The new $900 billion coronavirus relief package that Congress is expected to pass on Monday includes a $284 billion extension of Paycheck Protection Program small business loans and tax breaks for borrowers.
Lawmakers reached a deal on a package Sunday that fell well short of the $3 trillion bill the House passed in May but never reached a vote in the Republican-controlled Senate.
House Speaker Nancy Pelosi and Senate Minority Leader Chuck Schumer called the plan a “package that delivers urgently needed funds to save the lives and livelihoods of the American people as the virus accelerates” but said they would push for more relief spending after President-elect Joe Biden takes office on Jan. 20.
“The coming help will not reverse the closures of small businesses across the country or the poverty and hunger that spread for months while Congress failed to act,” CNBC reported.
The aid includes direct payments of $600 to most adults and $600 per child and pumps another $284 billion into the PPP, with eligibility expanded to cover so-called 501(c)(6) non-profits, such as local chambers of commerce.

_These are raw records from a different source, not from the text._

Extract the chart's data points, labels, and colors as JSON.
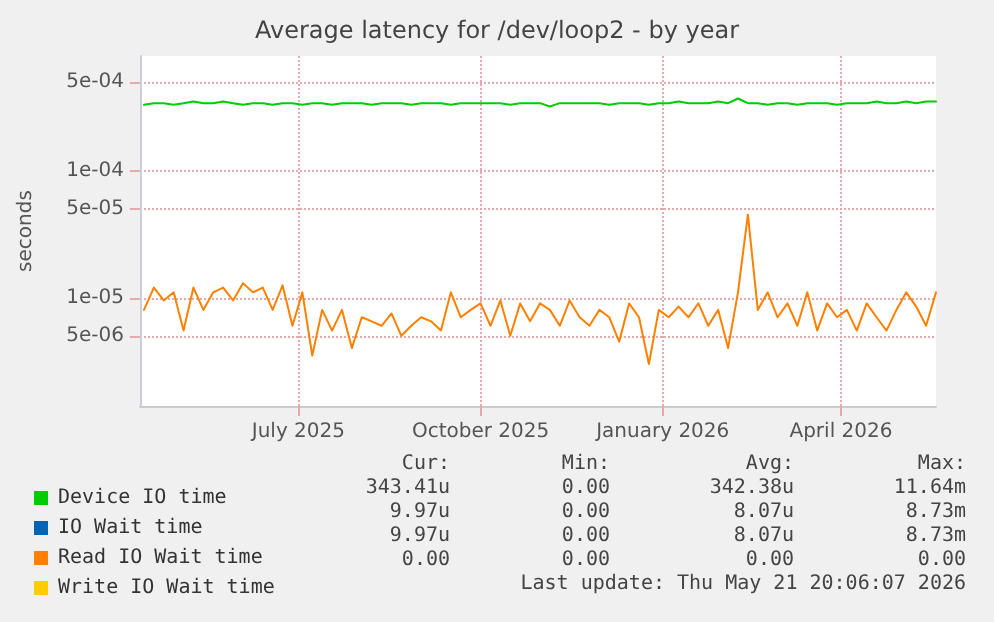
{
  "chart_data": {
    "type": "line",
    "title": "Average latency for /dev/loop2 - by year",
    "ylabel": "seconds",
    "log": "y",
    "grid": true,
    "legend": "bottom",
    "marker": "none",
    "line_style": "solid",
    "ylim": [
      1.4e-06,
      0.0008
    ],
    "yticks": [
      {
        "value": 5e-06,
        "label": "5e-06"
      },
      {
        "value": 1e-05,
        "label": "1e-05"
      },
      {
        "value": 5e-05,
        "label": "5e-05"
      },
      {
        "value": 0.0001,
        "label": "1e-04"
      },
      {
        "value": 0.0005,
        "label": "5e-04"
      }
    ],
    "xlim": [
      "2025-04-12",
      "2026-05-19"
    ],
    "xticks": [
      {
        "value": "2025-07-01",
        "label": "July 2025"
      },
      {
        "value": "2025-10-01",
        "label": "October 2025"
      },
      {
        "value": "2026-01-01",
        "label": "January 2026"
      },
      {
        "value": "2026-04-01",
        "label": "April 2026"
      }
    ],
    "x": [
      "2025-04-14",
      "2025-04-19",
      "2025-04-24",
      "2025-04-29",
      "2025-05-04",
      "2025-05-09",
      "2025-05-14",
      "2025-05-19",
      "2025-05-24",
      "2025-05-29",
      "2025-06-03",
      "2025-06-08",
      "2025-06-13",
      "2025-06-18",
      "2025-06-23",
      "2025-06-28",
      "2025-07-03",
      "2025-07-08",
      "2025-07-13",
      "2025-07-18",
      "2025-07-23",
      "2025-07-28",
      "2025-08-02",
      "2025-08-07",
      "2025-08-12",
      "2025-08-17",
      "2025-08-22",
      "2025-08-27",
      "2025-09-01",
      "2025-09-06",
      "2025-09-11",
      "2025-09-16",
      "2025-09-21",
      "2025-09-26",
      "2025-10-01",
      "2025-10-06",
      "2025-10-11",
      "2025-10-16",
      "2025-10-21",
      "2025-10-26",
      "2025-10-31",
      "2025-11-05",
      "2025-11-10",
      "2025-11-15",
      "2025-11-20",
      "2025-11-25",
      "2025-11-30",
      "2025-12-05",
      "2025-12-10",
      "2025-12-15",
      "2025-12-20",
      "2025-12-25",
      "2025-12-30",
      "2026-01-04",
      "2026-01-09",
      "2026-01-14",
      "2026-01-19",
      "2026-01-24",
      "2026-01-29",
      "2026-02-03",
      "2026-02-08",
      "2026-02-13",
      "2026-02-18",
      "2026-02-23",
      "2026-02-28",
      "2026-03-05",
      "2026-03-10",
      "2026-03-15",
      "2026-03-20",
      "2026-03-25",
      "2026-03-30",
      "2026-04-04",
      "2026-04-09",
      "2026-04-14",
      "2026-04-19",
      "2026-04-24",
      "2026-04-29",
      "2026-05-04",
      "2026-05-09",
      "2026-05-14",
      "2026-05-19"
    ],
    "series": [
      {
        "name": "Device IO time",
        "color": "#00cc00",
        "values": [
          0.00033,
          0.00034,
          0.00034,
          0.00033,
          0.00034,
          0.00035,
          0.00034,
          0.00034,
          0.00035,
          0.00034,
          0.00033,
          0.00034,
          0.00034,
          0.00033,
          0.00034,
          0.00034,
          0.00033,
          0.00034,
          0.00034,
          0.00033,
          0.00034,
          0.00034,
          0.00034,
          0.00033,
          0.00034,
          0.00034,
          0.00034,
          0.00033,
          0.00034,
          0.00034,
          0.00034,
          0.00033,
          0.00034,
          0.00034,
          0.00034,
          0.00034,
          0.00034,
          0.00033,
          0.00034,
          0.00034,
          0.00034,
          0.00032,
          0.00034,
          0.00034,
          0.00034,
          0.00034,
          0.00034,
          0.00033,
          0.00034,
          0.00034,
          0.00034,
          0.00033,
          0.00034,
          0.00034,
          0.00035,
          0.00034,
          0.00034,
          0.00034,
          0.00035,
          0.00034,
          0.00037,
          0.00034,
          0.00034,
          0.00033,
          0.00034,
          0.00034,
          0.00033,
          0.00034,
          0.00034,
          0.00034,
          0.00033,
          0.00034,
          0.00034,
          0.00034,
          0.00035,
          0.00034,
          0.00034,
          0.00035,
          0.00034,
          0.00035,
          0.00035
        ]
      },
      {
        "name": "IO Wait time",
        "color": "#0066b3",
        "values": [
          null,
          null,
          null,
          null,
          null,
          null,
          null,
          null,
          null,
          null,
          null,
          null,
          null,
          null,
          null,
          null,
          null,
          null,
          null,
          null,
          null,
          null,
          null,
          null,
          null,
          null,
          null,
          null,
          null,
          null,
          null,
          null,
          null,
          null,
          null,
          null,
          null,
          null,
          null,
          null,
          null,
          null,
          null,
          null,
          null,
          null,
          null,
          null,
          null,
          null,
          null,
          null,
          null,
          null,
          null,
          null,
          null,
          null,
          null,
          null,
          null,
          null,
          null,
          null,
          null,
          null,
          null,
          null,
          null,
          null,
          null,
          null,
          null,
          null,
          null,
          null,
          null,
          null,
          null,
          null,
          null
        ]
      },
      {
        "name": "Read IO Wait time",
        "color": "#ff8000",
        "values": [
          8e-06,
          1.2e-05,
          9.5e-06,
          1.1e-05,
          5.5e-06,
          1.2e-05,
          8e-06,
          1.1e-05,
          1.2e-05,
          9.5e-06,
          1.3e-05,
          1.1e-05,
          1.2e-05,
          8e-06,
          1.25e-05,
          6e-06,
          1.1e-05,
          3.5e-06,
          8e-06,
          5.5e-06,
          8e-06,
          4e-06,
          7e-06,
          6.5e-06,
          6e-06,
          7.5e-06,
          5e-06,
          6e-06,
          7e-06,
          6.5e-06,
          5.5e-06,
          1.1e-05,
          7e-06,
          8e-06,
          9e-06,
          6e-06,
          9.5e-06,
          5e-06,
          9e-06,
          6.5e-06,
          9e-06,
          8e-06,
          6e-06,
          9.5e-06,
          7e-06,
          6e-06,
          8e-06,
          7e-06,
          4.5e-06,
          9e-06,
          7e-06,
          3e-06,
          8e-06,
          7e-06,
          8.5e-06,
          7e-06,
          9e-06,
          6e-06,
          8e-06,
          4e-06,
          1.1e-05,
          4.5e-05,
          8e-06,
          1.1e-05,
          7e-06,
          9e-06,
          6e-06,
          1.1e-05,
          5.5e-06,
          9e-06,
          7e-06,
          8e-06,
          5.5e-06,
          9e-06,
          7e-06,
          5.5e-06,
          8e-06,
          1.1e-05,
          8.5e-06,
          6e-06,
          1.1e-05
        ]
      },
      {
        "name": "Write IO Wait time",
        "color": "#ffcc00",
        "values": [
          null,
          null,
          null,
          null,
          null,
          null,
          null,
          null,
          null,
          null,
          null,
          null,
          null,
          null,
          null,
          null,
          null,
          null,
          null,
          null,
          null,
          null,
          null,
          null,
          null,
          null,
          null,
          null,
          null,
          null,
          null,
          null,
          null,
          null,
          null,
          null,
          null,
          null,
          null,
          null,
          null,
          null,
          null,
          null,
          null,
          null,
          null,
          null,
          null,
          null,
          null,
          null,
          null,
          null,
          null,
          null,
          null,
          null,
          null,
          null,
          null,
          null,
          null,
          null,
          null,
          null,
          null,
          null,
          null,
          null,
          null,
          null,
          null,
          null,
          null,
          null,
          null,
          null,
          null,
          null,
          null
        ]
      }
    ],
    "annotations": [
      "Cur:",
      "Min:",
      "Avg:",
      "Max:",
      "343.41u",
      "0.00",
      "342.38u",
      "11.64m",
      "9.97u",
      "0.00",
      "8.07u",
      "8.73m",
      "9.97u",
      "0.00",
      "8.07u",
      "8.73m",
      "0.00",
      "0.00",
      "0.00",
      "0.00",
      "Last update: Thu May 21 20:06:07 2026"
    ]
  }
}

Small businesses who already borrowed from the program may receive a second loan if they have fewer than 300 employees and can prove that their revenue has fallen by 25%. The maximum amount for a second draw will be $2 million.

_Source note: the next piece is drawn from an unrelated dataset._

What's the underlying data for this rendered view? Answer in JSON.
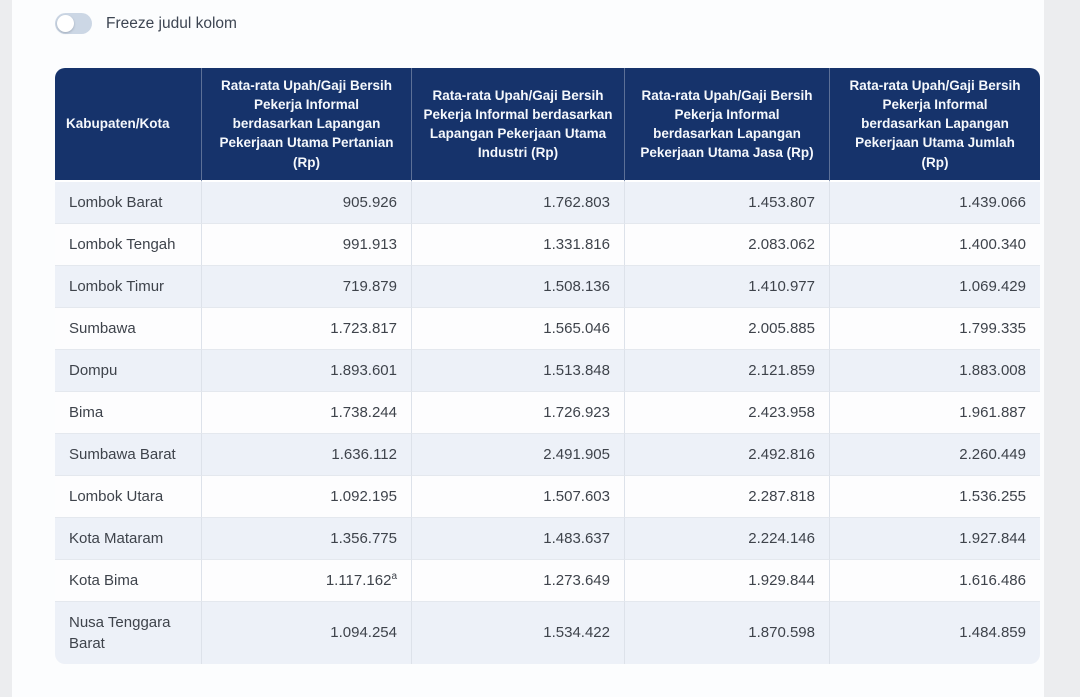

Dan Herron, principal of Elemental Wealth Advisors in San Luis Obispo, Calif., was skeptical that business owners will have an appetite to borrow more money. “I don’t think clients want to do it again,” he told CNBC. “The continually moving goal posts, the lack of uniformity on forgiveness applications — it’s a pain.”
However, the new legislation also provides that expenses paid for with PPP loans will be considered tax-deductible, officially reversing an IRS decision made earlier in the year that would have seen some small businesses pay more in taxes.
“The ability to deduct expenses if paid for with PPP loans had been the focus of intense lobbying by small business groups” in the face of opposition from the Treasury Department, the Washington Business Journal noted.